Second week at Houston

Hello, Júlia here (again),

So my second week at the OEDK was pretty exciting, we finished our zoo project and received our new one, the one that we will dedicate ourselves for the next 5 weeks and a half. I was really anxious to know about my new project.

Well, for our zoo project me, Rahit, Nicolas and Xiaoyao (Team Lion) brainstormed a lot and we came out with a lot of ideas. After all the engineering design process we decided to create a KerPlunk, it was the idea that most fulfilled our design criteria:

  • Enrichment time
  • Easy to clean
  • Durability
  • Natural looking
  • Material cost

Low-fidelity prototype

Afterward,  we had to get our hands dirty, and the outcome was amazing! I love creating and doing manual work, so being able to learn and using a lot of machines, some of them I didn’t know before, was very enriching. And here is our KerPlunk, pretty right?

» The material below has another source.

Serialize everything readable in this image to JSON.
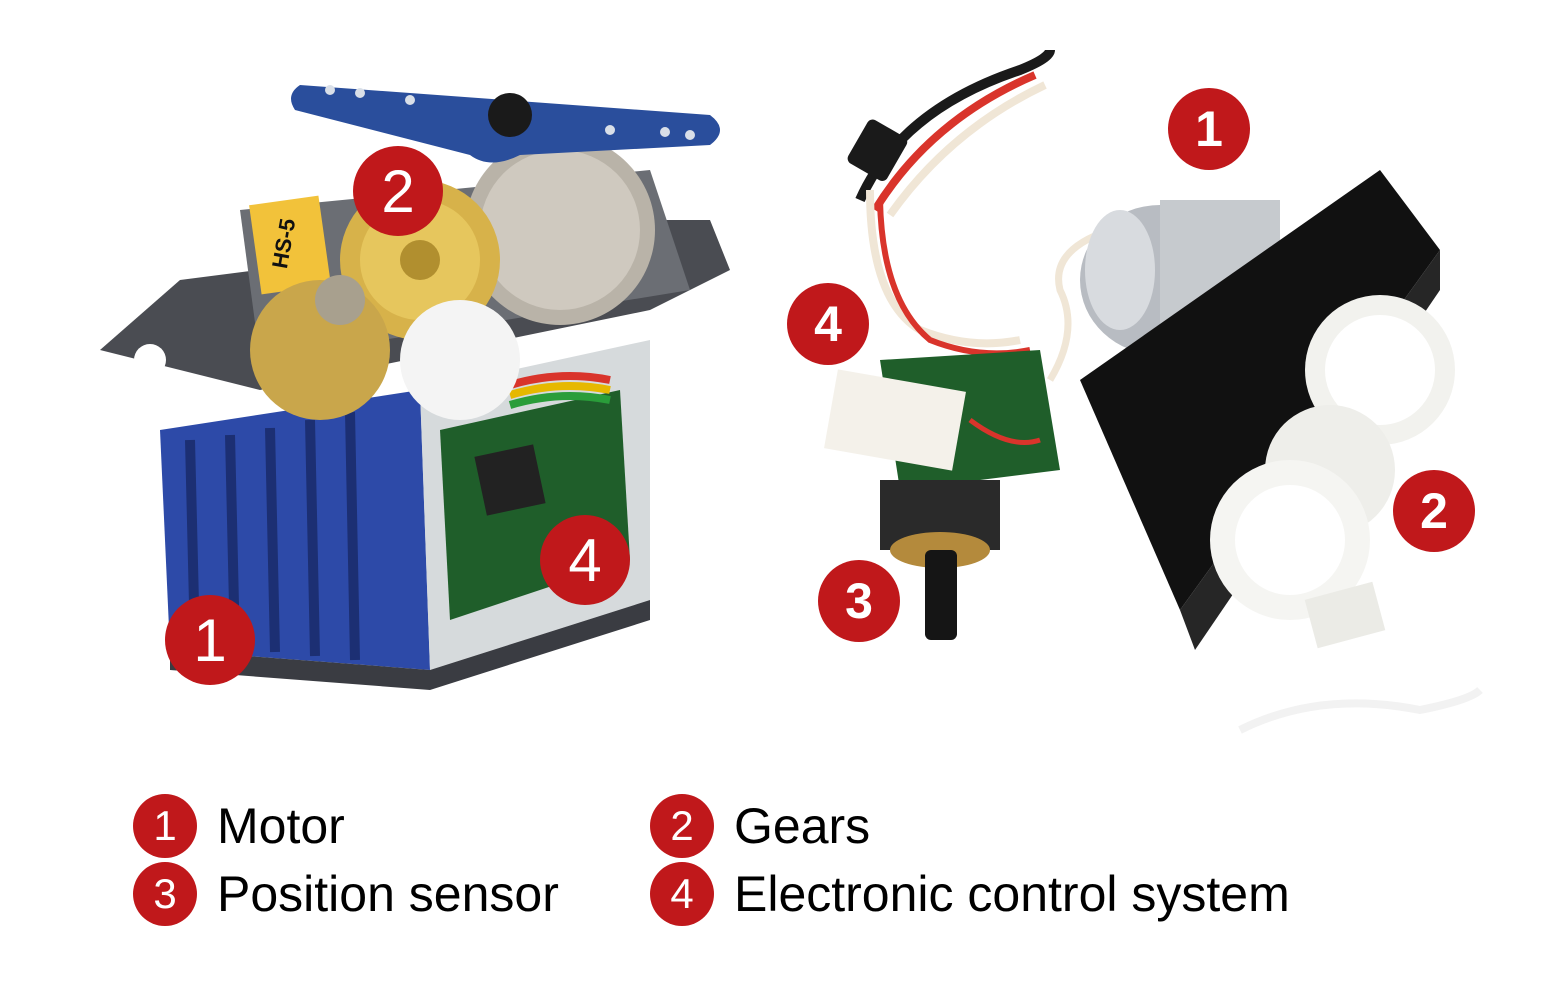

 Top of the KerPlunk Medium-fidelity prototype

So the purpose of our enrichment device is to stimulate the tapirs to eat the browns (represented by the straws) in the mesh, that would be made of bamboo, and eventually the food will fall off from the top of the KerPlunk and hit the slide underneath (triangle made of wood) that makes the food go to all the directions. I would be very happy if the tapirs had a chance to play with our design!

Moving forward…after each group presented their design we were assigned to our major project, and my project is: Reel Film, or, as we call it, 2Reel2Film, with Mathias and Rahit. At Rice University their Film Department teaches the art of filmmaking using traditional analog film stock, 35mm and 16mm. But, using analog film stock is expensive: per unit it is expensive and it cannot be re-used. But there is an alternative: film can be made from scratch.

So our goal is to design and build the first machine used to make machine from scratch, the one that coats raw nylon sheets with photographic emulsion as a first step to creating 16mm film stock from commercially available sheets. I’ really excited for that because involves a lot of mechanics (that I love) and a little of chemistry (yey)!